Die Infrastruktur der Stadt jedenfalls scheint nicht unsterblich zu sein. Tempel verfallen, Fassaden bröckeln. Niemand, der sich um wichtige Gebäude der Stadt, die einst als Perle des Orients galt, kümmert, sagt die Galeristin Angelika Euchner. Sie selbst hat 2010 die syrische Hauptstadt Damaskus besucht und nun Bilder von fünf Künstlern, die die Stadt porträtieren, in ihrer Galerie vereint. Sie möchte vordergründig schöne Seiten der syrischen Stadt hervorheben, Augenblicke, verschiedene Facetten, das Alltagsleben der Menschen dort. Die meisten Aufnahmen sind in den Jahren 2006 bis 2011 entstanden. Betrachtet man diese Bilder, scheinen sie aus heutiger Sicht, fast wie aus einer anderen Zeit zu stammen. Wie geschichtliche Dokumente, die an eine frühere Ära erinnern sollen, die längst der Vergangenheit angehört. Glückliche Kinder in den Straßen, die spielen und unbeschwert lachend in die Kamera schauen. Menschen bei der Arbeit auf den Märkten, den Souks. Immer mit einem Lächeln im Gesicht. Farbenfroh, klar und den Betrachter stets fokussierend, so präsentieren sich die Menschen vor der Kamera des Dokumentarfotografen Dietmar Riemann.

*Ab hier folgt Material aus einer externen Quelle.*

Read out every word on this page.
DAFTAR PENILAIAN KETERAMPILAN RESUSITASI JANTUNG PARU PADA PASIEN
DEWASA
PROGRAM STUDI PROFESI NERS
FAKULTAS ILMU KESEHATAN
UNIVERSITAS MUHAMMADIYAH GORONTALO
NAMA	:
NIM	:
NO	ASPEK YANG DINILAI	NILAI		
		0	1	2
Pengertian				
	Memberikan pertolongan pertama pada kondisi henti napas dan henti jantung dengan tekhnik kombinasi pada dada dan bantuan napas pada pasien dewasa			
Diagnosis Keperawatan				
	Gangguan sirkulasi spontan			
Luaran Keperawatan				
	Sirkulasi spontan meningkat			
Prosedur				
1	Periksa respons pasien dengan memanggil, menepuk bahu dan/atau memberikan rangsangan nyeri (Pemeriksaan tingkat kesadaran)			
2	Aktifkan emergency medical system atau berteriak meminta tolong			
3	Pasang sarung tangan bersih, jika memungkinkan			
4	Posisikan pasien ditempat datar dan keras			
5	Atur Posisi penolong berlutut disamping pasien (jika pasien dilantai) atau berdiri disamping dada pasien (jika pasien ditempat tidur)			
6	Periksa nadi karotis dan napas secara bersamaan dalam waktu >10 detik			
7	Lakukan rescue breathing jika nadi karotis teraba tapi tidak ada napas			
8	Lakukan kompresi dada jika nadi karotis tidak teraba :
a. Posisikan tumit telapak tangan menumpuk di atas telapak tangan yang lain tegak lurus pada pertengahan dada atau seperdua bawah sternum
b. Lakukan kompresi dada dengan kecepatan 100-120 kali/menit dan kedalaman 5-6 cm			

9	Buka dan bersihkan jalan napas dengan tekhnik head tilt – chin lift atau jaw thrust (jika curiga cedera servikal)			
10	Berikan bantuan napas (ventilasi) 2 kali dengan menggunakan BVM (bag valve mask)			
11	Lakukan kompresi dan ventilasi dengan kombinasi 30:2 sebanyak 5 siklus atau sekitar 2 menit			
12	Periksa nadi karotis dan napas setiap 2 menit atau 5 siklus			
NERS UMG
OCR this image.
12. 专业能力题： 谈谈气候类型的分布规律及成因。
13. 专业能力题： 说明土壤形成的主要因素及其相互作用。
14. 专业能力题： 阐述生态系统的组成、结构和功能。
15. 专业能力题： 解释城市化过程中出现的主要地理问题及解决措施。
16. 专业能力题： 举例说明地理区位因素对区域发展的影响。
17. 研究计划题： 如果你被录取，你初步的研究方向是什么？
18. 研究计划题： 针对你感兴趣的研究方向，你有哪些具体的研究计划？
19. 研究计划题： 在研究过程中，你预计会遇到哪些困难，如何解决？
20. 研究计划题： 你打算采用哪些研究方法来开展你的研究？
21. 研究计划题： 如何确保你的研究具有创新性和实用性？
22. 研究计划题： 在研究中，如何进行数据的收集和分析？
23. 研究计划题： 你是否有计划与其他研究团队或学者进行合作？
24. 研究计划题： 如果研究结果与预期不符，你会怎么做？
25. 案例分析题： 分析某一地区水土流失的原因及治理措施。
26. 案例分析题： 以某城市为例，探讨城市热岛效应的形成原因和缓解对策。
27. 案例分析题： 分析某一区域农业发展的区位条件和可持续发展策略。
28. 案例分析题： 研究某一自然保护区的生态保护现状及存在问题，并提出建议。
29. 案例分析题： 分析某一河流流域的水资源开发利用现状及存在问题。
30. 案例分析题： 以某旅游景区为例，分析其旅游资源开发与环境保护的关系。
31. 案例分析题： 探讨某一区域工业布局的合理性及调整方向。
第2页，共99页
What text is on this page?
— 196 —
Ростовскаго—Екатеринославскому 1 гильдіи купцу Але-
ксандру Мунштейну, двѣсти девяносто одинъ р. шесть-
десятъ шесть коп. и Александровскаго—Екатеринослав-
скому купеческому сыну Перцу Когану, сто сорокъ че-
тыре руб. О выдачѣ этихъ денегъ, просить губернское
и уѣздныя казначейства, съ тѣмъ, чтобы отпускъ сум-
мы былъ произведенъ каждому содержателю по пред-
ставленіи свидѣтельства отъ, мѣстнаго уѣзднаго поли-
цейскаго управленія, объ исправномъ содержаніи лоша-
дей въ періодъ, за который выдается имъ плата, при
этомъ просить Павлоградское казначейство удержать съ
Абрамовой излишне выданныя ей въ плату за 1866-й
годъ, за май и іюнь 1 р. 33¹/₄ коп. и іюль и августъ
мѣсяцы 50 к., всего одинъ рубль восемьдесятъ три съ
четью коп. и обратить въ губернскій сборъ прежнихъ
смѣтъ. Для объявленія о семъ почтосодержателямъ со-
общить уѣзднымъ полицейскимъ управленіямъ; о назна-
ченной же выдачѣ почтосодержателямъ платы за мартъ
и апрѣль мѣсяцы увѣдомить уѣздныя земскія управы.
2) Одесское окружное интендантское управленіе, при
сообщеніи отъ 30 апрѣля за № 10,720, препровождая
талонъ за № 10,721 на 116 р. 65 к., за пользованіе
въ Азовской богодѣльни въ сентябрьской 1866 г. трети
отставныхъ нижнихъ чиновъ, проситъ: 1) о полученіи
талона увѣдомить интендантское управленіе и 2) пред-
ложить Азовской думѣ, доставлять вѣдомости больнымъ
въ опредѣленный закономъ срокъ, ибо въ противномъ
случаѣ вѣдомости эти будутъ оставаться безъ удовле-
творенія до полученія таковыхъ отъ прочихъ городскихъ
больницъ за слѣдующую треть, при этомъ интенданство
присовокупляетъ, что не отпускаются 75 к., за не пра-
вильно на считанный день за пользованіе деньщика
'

Ganz anders die Schnappschussfotografien von Manuel Kaufmann, die eigentlich vergrößerte Polaroidbilder sind. Verschwommen, unklar, unscharf. Junge Männer, die im Taxi ein Plakat ihres Vorbilds al-Assads hängen haben.
Auch die Bilder von Kathi Sarue und dem Potsdamer Künstler Ernst J. Petras sind oftmals verschwommen. Wie auf einem Basar angeordnet, hängen die Aufnahmen an der Wand . Holzrahmen, Goldrahmen, Plastikrahmen, rahmenlos. Überbelichtet, unterbelichtet, verschwommen, unscharf. Stadtporträts. Momente. Der Auslöser wurde gedrückt, das Bild wurde gedruckt. Immer wieder mischen sich Plakate mit dem Konterfei von Präsident al-Assad ins Stadtbild. Die Damaszener setzen der traurigen Situation im Land ihren fröhlichen Blick entgegen. Er will sagen, dass es ihnen gut geht, dass sie sich mit ihrem Leben arrangiert haben. Hoffnungsvoll und zuversichtlich ist er, trotz der vielen Behelfssituationen in den schwierigen Lebensumständen.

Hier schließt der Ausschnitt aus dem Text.